My Angie immediately frowns. “That usually goes the other way.”

“Sicknesses take the very old and very young.”

“The most vulnerable.”

“That is the way it always was for us before, though we are rarely so badly sick that the forest cannot provide something to aid us. That made the sickness strange, also. Nothing our healers did helped.”

“Forgive me for saying this, but you can’t have the most advanced medicine.”

“Compared to the things humans can do - we cannot freeze each other in pods for endless seasons, no.” A hint of a smile graces her lips. “But we are blessed to have djenti berries to speed our healing. Grace and Rachel have said that humans have nothing like that. We use them to help with all manner of injuries and ailments. But the sickness - they did not touch it.”

“So nothing about it behaved like any sickness you had ever encountered before?”

Her expression is grim as she says it.

“No, it did not.”

She is silent for a long moment.

“I don’t like it.” Her voice is heavy. “A new sickness unlike anything you’ve ever experienced before feels so much like it ought to have been brought here by Mercenia. Especially with the really high mortality rate.”

“But Mercenia was running from it also.”

“Yeah,” she says, her voice empty of the confidence it held only a sunset ago.

“You no longer believe this to be true?”

“I believe it’s either true or they wanted anyone looking to think it was true.”

She sits back so she can look at me properly. “It’s the emails. The messages on Farrow’s computer. The guy saves every document he has on his desktop, like a complete idiot, but his emails are immaculate?”

“You questioned before what he might have got rid of to cover up his incompetence.”

“Or his corruption.”

“Which would be the simplest?” I ask, thinking of how we made my problem as simple as possible and, in doing so, found the answers.
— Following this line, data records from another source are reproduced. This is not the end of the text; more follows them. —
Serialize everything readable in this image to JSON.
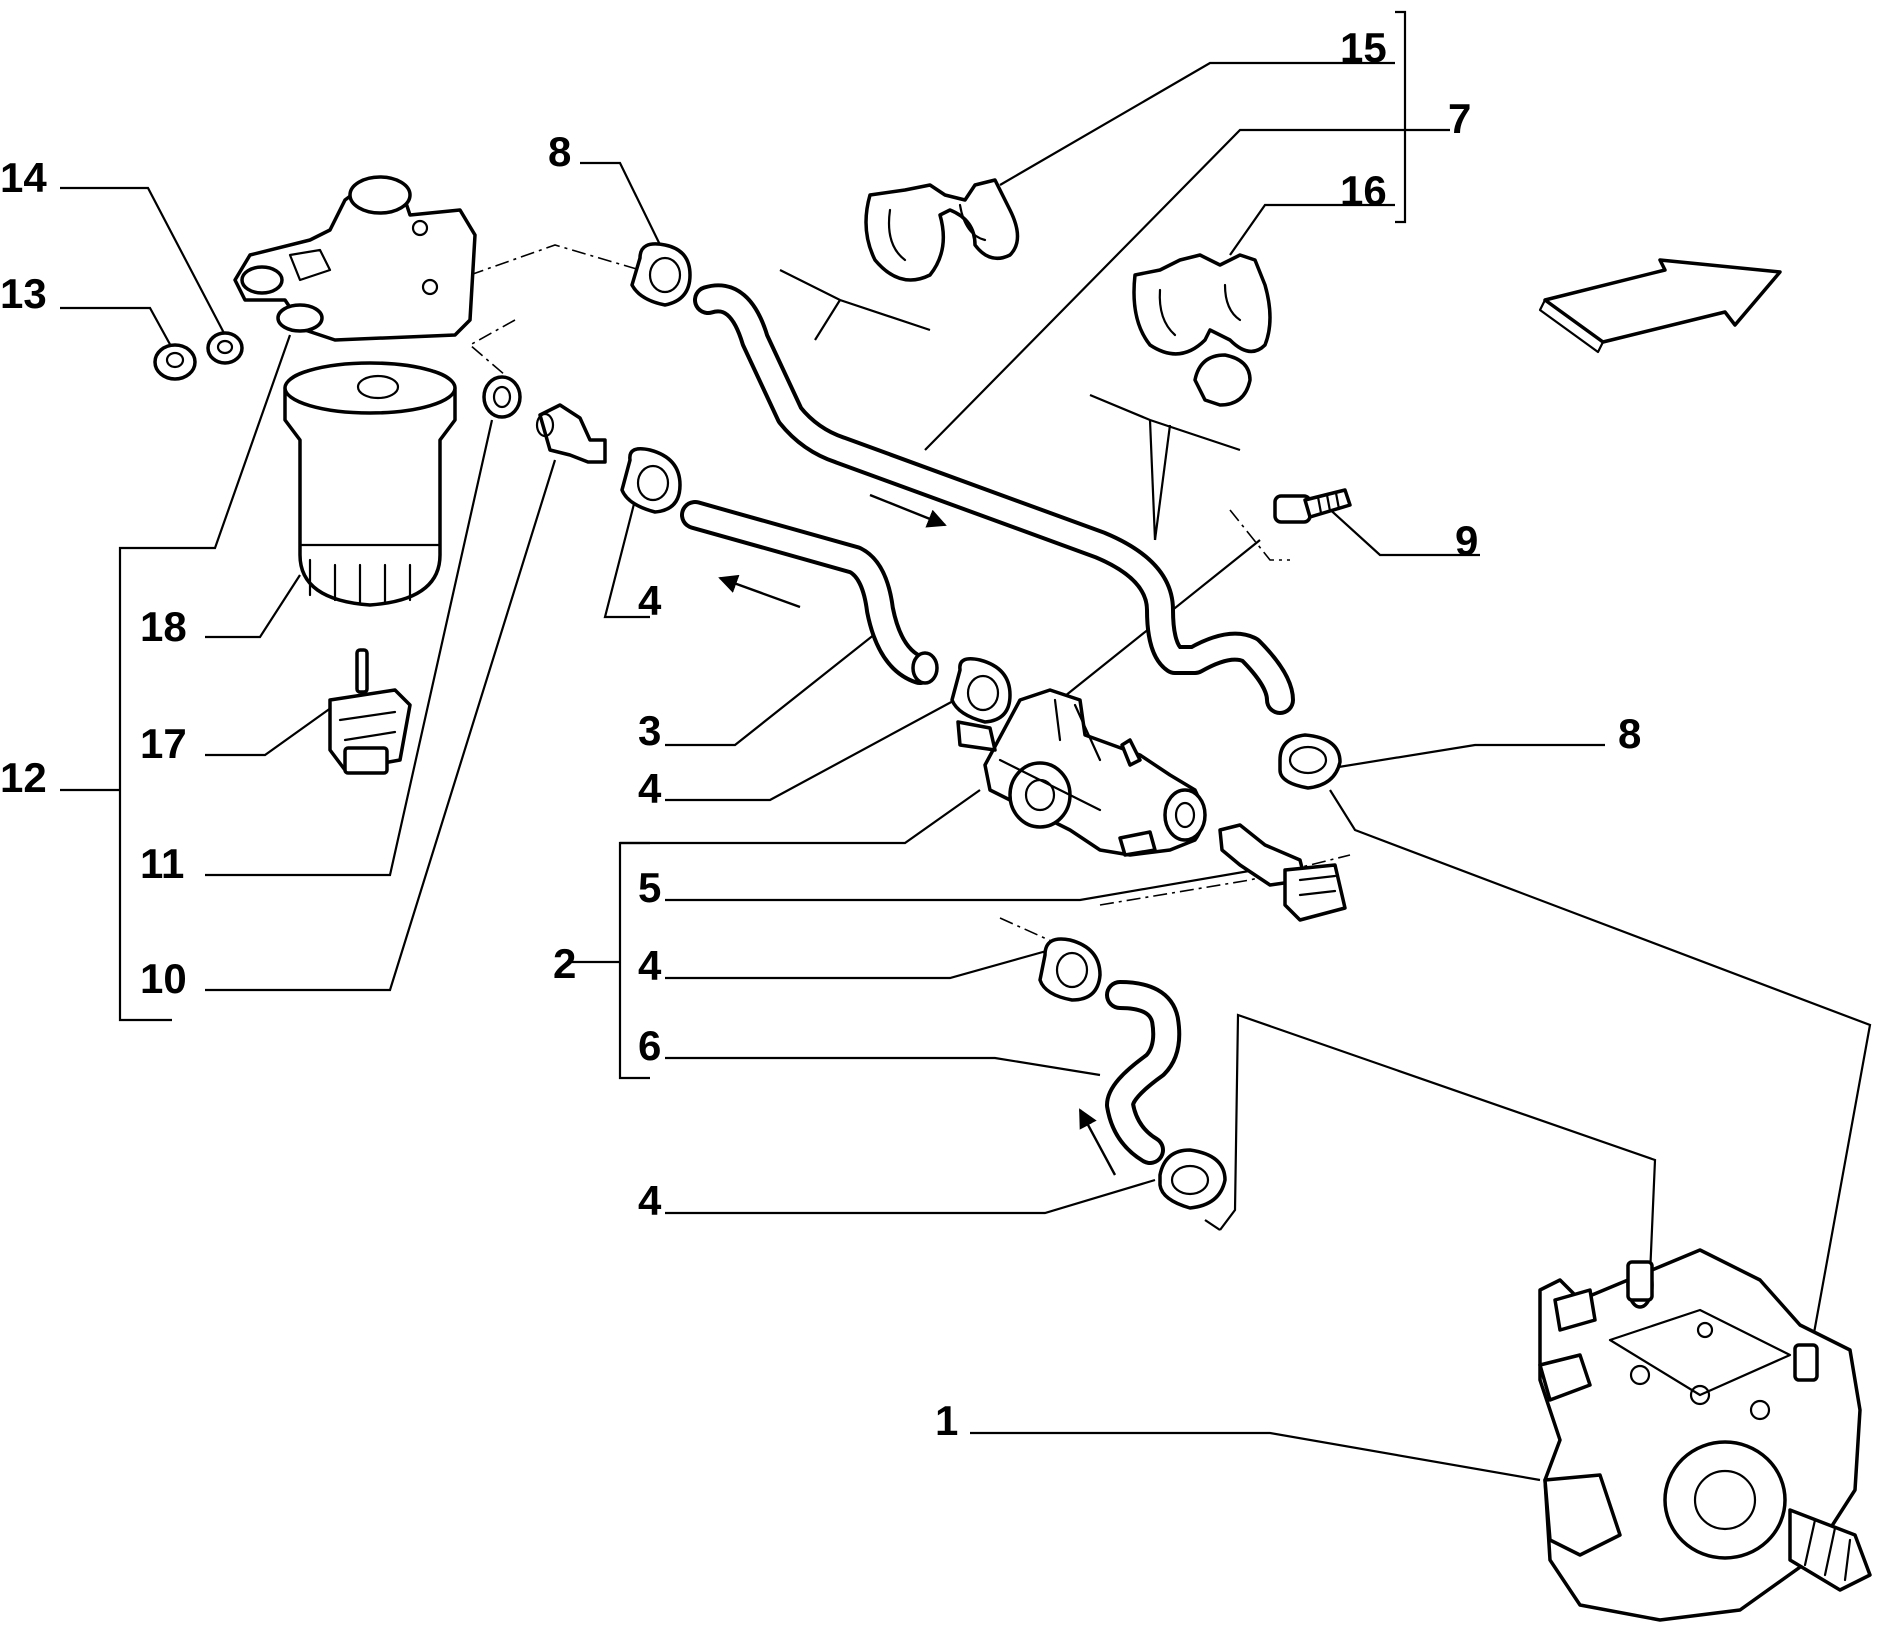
{
  "callouts": {
    "c1": "1",
    "c2": "2",
    "c3": "3",
    "c4a": "4",
    "c4b": "4",
    "c4c": "4",
    "c4d": "4",
    "c5": "5",
    "c6": "6",
    "c7": "7",
    "c8a": "8",
    "c8b": "8",
    "c9": "9",
    "c10": "10",
    "c11": "11",
    "c12": "12",
    "c13": "13",
    "c14": "14",
    "c15": "15",
    "c16": "16",
    "c17": "17",
    "c18": "18"
  },
  "icons": {
    "direction_arrow": "direction-arrow-icon",
    "flow_arrow": "flow-arrow-icon"
  }
}
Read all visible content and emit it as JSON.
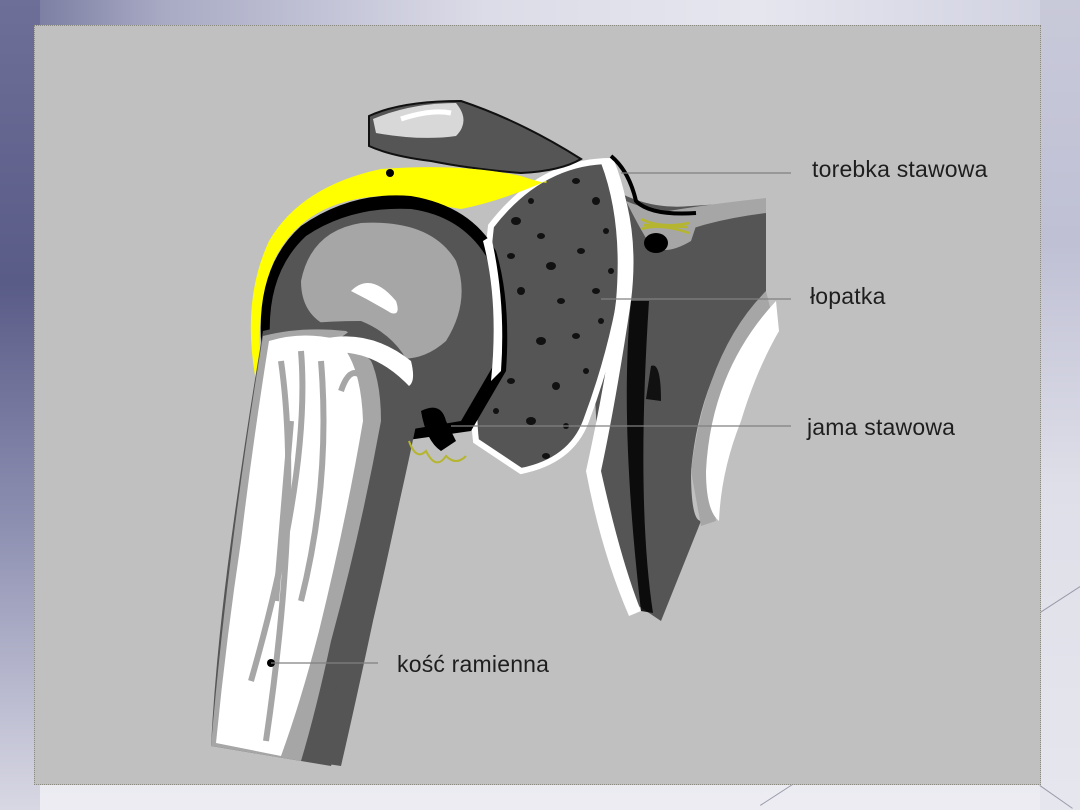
{
  "slide": {
    "background_colors": {
      "left_edge": "#5a5c88",
      "light": "#e6e6ef"
    },
    "panel_color": "#c0c0c0"
  },
  "diagram": {
    "subject": "shoulder joint cross-section",
    "colors": {
      "capsule_yellow": "#ffff00",
      "bone_dark": "#555555",
      "bone_light": "#a6a6a6",
      "cortex_white": "#ffffff",
      "outline_black": "#000000",
      "ligament_olive": "#b5b530"
    },
    "labels": [
      {
        "id": "capsule",
        "text": "torebka stawowa"
      },
      {
        "id": "scapula",
        "text": "łopatka"
      },
      {
        "id": "glenoid",
        "text": "jama stawowa"
      },
      {
        "id": "humerus",
        "text": "kość ramienna"
      }
    ]
  }
}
She makes a frustrated sound, then collapses back onto the ground, staring up above her at the sky before covering her face with her hands, massaging at her temples.

“You have an ache in your headspace from all this thinking and fretting,” I say, moving to sit at her head.

“I’ve had a headache since I woke up, pretty much,” she says.

“I think that is normal when the headspace has so much to process. Speak with Lorna in the morning. She will help Shemza get you the right treatment.”